Taking up TOP

Science  03 Jun 2016:
Vol. 352, Issue 6290, pp. 1147
DOI: 10.1126/science.aag2359

Nearly 1 year ago, a group of researchers boldly suggested that the standards for research quality, transparency, and trustworthiness could be improved if journals banded together to adopt eight standards called TOP (Transparency and Openness Promotion).* Since that time, more than 500 journals have been working toward their implementation of TOP. The editors at Science have held additional retreats and workshops to determine how best to adapt TOP to a general science journal and are now ready to announce our new standards, effective 1 January 2017.


“The editors at Science… are now ready to announce our new standards…”

In implementing TOP, Science strives to find the right balance between encouraging better transparency about the evidence behind the authors' conclusions and respecting the broad array of norms and cultures across the many disciplines published in the journal. For example, we recognize that pre-registration of studies and analysis plans is becoming common-place in a few fields, such as clinical trials, and that many more studies would benefit from such practices. Preregistration of studies can help to avoid the “file drawer effect,” in which investigations with null or inconclusive results are not disseminated, leading to a bias in the published literature toward positive, conclusive, and possibly spurious effects. Pre-registration of analysis plans reduces author bias in the interpretation of data. However, until more disciplines are ready to accept these approaches for hypothesis-testing research, it is premature for Science to insist that they be submitted.

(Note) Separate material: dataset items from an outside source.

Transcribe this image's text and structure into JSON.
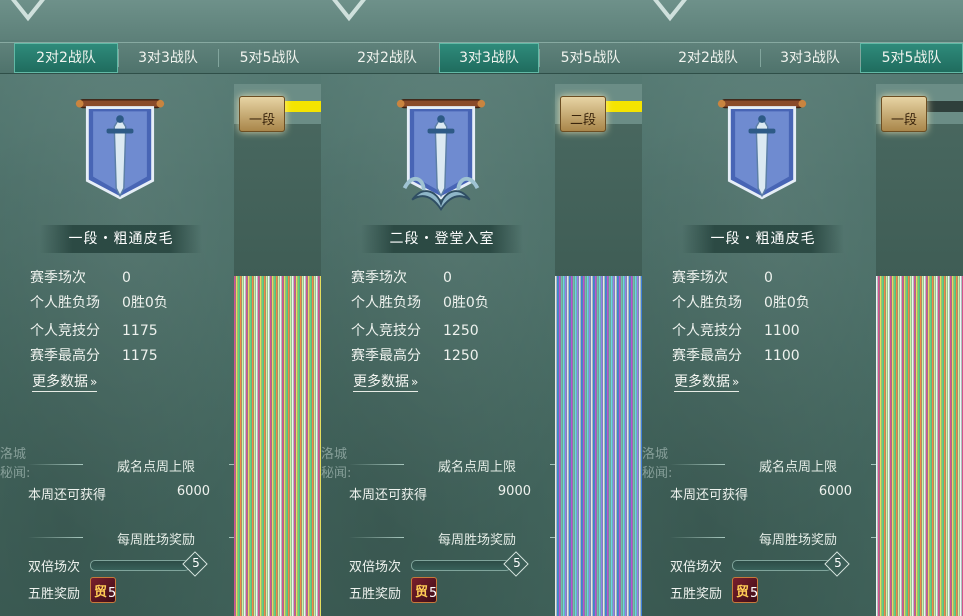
{
  "tabs": [
    "2对2战队",
    "3对3战队",
    "5对5战队"
  ],
  "labels": {
    "season_matches": "赛季场次",
    "win_loss": "个人胜负场",
    "score": "个人竞技分",
    "season_high": "赛季最高分",
    "more_data": "更多数据",
    "weekly_cap_title": "威名点周上限",
    "weekly_remaining": "本周还可获得",
    "weekly_win_title": "每周胜场奖励",
    "double_matches": "双倍场次",
    "five_win": "五胜奖励"
  },
  "bg_text": {
    "a": "洛城",
    "b": "秘闻:"
  },
  "panels": [
    {
      "active_tab": 0,
      "tier_badge": "一段",
      "rank": "一段・粗通皮毛",
      "season_matches": "0",
      "win_loss": "0胜0负",
      "score": "1175",
      "season_high": "1175",
      "weekly_remaining": "6000",
      "double_count": "5",
      "five_win_count": "5",
      "double_progress": 0.0,
      "yellow_bar": true
    },
    {
      "active_tab": 1,
      "tier_badge": "二段",
      "rank": "二段・登堂入室",
      "season_matches": "0",
      "win_loss": "0胜0负",
      "score": "1250",
      "season_high": "1250",
      "weekly_remaining": "9000",
      "double_count": "5",
      "five_win_count": "5",
      "double_progress": 0.0,
      "yellow_bar": true
    },
    {
      "active_tab": 2,
      "tier_badge": "一段",
      "rank": "一段・粗通皮毛",
      "season_matches": "0",
      "win_loss": "0胜0负",
      "score": "1100",
      "season_high": "1100",
      "weekly_remaining": "6000",
      "double_count": "5",
      "five_win_count": "5",
      "double_progress": 0.0,
      "yellow_bar": false
    }
  ],
  "colors": {
    "accent_tab": "#2a7f70",
    "yellow": "#f5e400"
  }
}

In terms of replications, Science will continue to publish such studies, holding them to the same standards as other content submitted to the journal.

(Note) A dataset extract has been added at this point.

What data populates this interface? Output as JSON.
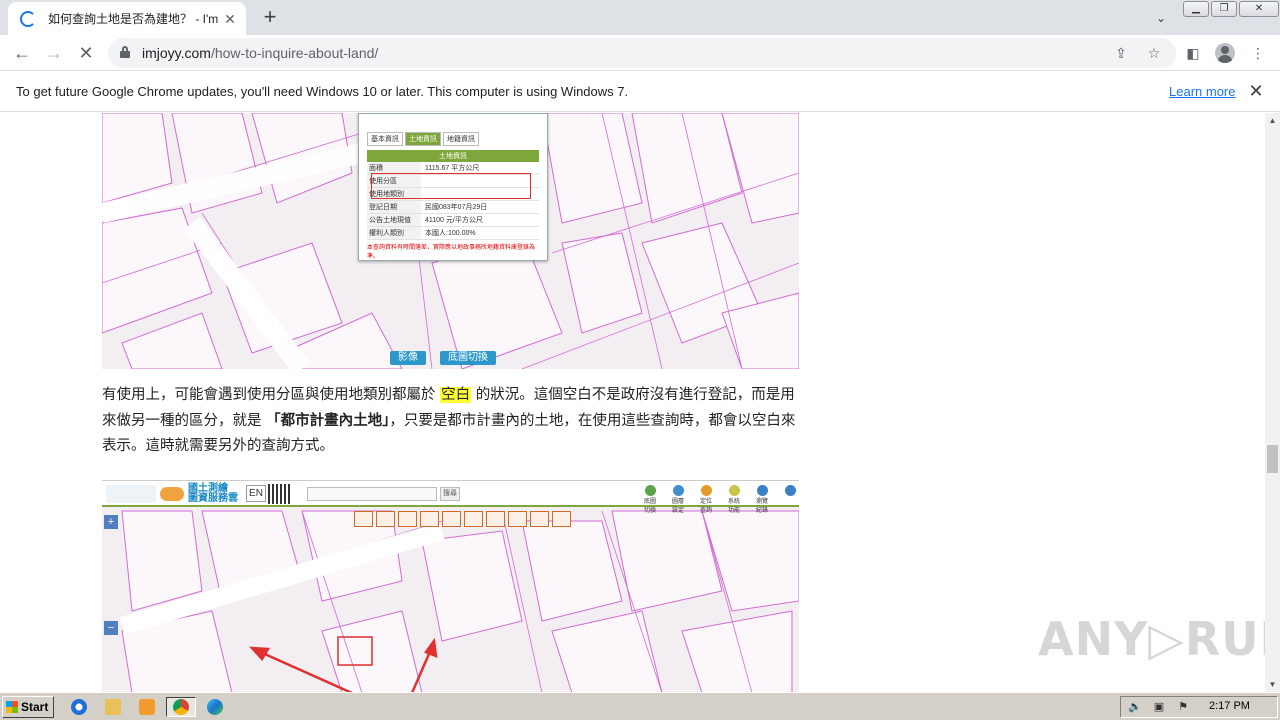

On the other hand, we believe the benefits of requiring the availability of data, code, and samples on which the authors' interpretations rest are worth the effort in compliance (and in some cases in adjusting data ownership expectations), while acknowledging that some special circumstances will require exemptions. This practice increases transparency, enables reproducibility, promotes data reuse, and is increasingly in line with funder mandates. We are also requiring the citation of all data, program code, and other methods not contained in the paper, using DOIs (digital object identifiers), journal citations, or other persistent identifiers, for the same reason. Citations reward those who originated the data, samples, or code and deposited them for reuse. Such a policy also allows accurate accounting for exactly which specific data, samples, or code were used in a given study.

These guidelines also apply to our open-access journal Science Advances. The specialized journals that we publish—Science Translational Medicine, Science Signaling, Science Immunology, and Science Robotics—may have more specific expectations for design and analysis standards for those disciplines. Our editors are currently working out the fine print before posting detailed standards online.

I have heard that some boards are struggling with how to implement TOP for their journals. They fear getting too far ahead of their communities in aspects such as requiring data availability from their authors. As part of the team that originally drafted the TOP guidelines, I encourage all journals to consider the flexibility of the TOP guidelines. For example, a journal need not require that all data be publicly available, but simply ask authors to declare whether the data are available. This information is very helpful for reviewers in terms of determining whether the study is likely to be replicable by a third party. Transparency, even without mandates, is a powerful tool.

The benefits of implementing TOP extend well beyond the original goal of facilitating the replicability of published research. TOP creates a framework for sharing not just the findings of a study, but also the data, samples, code, and methods, which in many cases can outlive the findings in making durable contributions to science.